BACKGROUND: Whilst validated quality-of-recovery (QoR) tools exist for general surgery, there is no specific obstetric equivalent. We aimed to develop and evaluate a modified QoR score after elective Caesarean delivery.METHODS: Twenty-two obstetric specific items were selected following review and modification of the QoR-40 survey by 16 experts and interviews with 50 stakeholders. Item selection was based on relevance to Caesarean delivery and endorsement by >66% of stakeholders. Items were tested on women pre-delivery, at 24 h, and 25 h post-delivery. An 11-item obstetric-specific QoR score (ObsQoR-11) was created based on correlation with a numerical rating scale (NRS) of global health status (r>0.20) at all time points.

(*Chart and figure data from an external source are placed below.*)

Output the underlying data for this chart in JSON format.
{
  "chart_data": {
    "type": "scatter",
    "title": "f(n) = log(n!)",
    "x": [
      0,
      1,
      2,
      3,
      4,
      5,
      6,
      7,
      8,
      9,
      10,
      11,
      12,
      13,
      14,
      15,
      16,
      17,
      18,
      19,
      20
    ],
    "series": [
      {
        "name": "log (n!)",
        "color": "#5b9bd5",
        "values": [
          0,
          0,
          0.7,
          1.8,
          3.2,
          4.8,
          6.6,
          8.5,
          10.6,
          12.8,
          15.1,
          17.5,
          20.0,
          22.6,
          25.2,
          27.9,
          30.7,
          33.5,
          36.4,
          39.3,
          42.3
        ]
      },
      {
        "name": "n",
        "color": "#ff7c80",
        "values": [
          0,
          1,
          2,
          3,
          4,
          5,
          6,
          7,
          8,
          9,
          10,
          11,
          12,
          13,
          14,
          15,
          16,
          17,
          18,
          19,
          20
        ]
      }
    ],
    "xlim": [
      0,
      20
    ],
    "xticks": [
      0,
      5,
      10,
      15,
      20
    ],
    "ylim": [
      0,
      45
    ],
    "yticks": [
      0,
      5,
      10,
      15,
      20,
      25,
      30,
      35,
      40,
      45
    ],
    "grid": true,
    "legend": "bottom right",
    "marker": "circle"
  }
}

Reliability, responsiveness, acceptability, and feasibility were tested.RESULTS: One hundred and fifty-two women responded to the 22-item questionnaire pre-delivery (complete in 146), 100 at 24 h, and 10 at 25 h. The ObsQoR-11 correlated with the global health status NRS (r=0.53; 95% confidence interval: 0.43-0.62; P<0.0001) and discriminated good vs poor recovery (NRS score =70 vs <70 mm) at 24 h. There was a negative correlation between the ObsQoR-11 score at 24 h and hospital length of stay (r=-0.39; P=0.003). ObsQoR-11 was reliable (internal consistency: 0.85; split-half 0.76; test-retest intra-class correlation coefficient ri>0.6 in 82% of items) and responsive (Cohen effect size: 1.36; standardised response mean: 0.85). A longer 22-item ObsQoR had high (97%) completion rates and short (median: 2 min) completion times.CONCLUSIONS: The ObsQoR-11 provides a valid, reliable, and responsive global assessment of recovery after elective Caesarean delivery.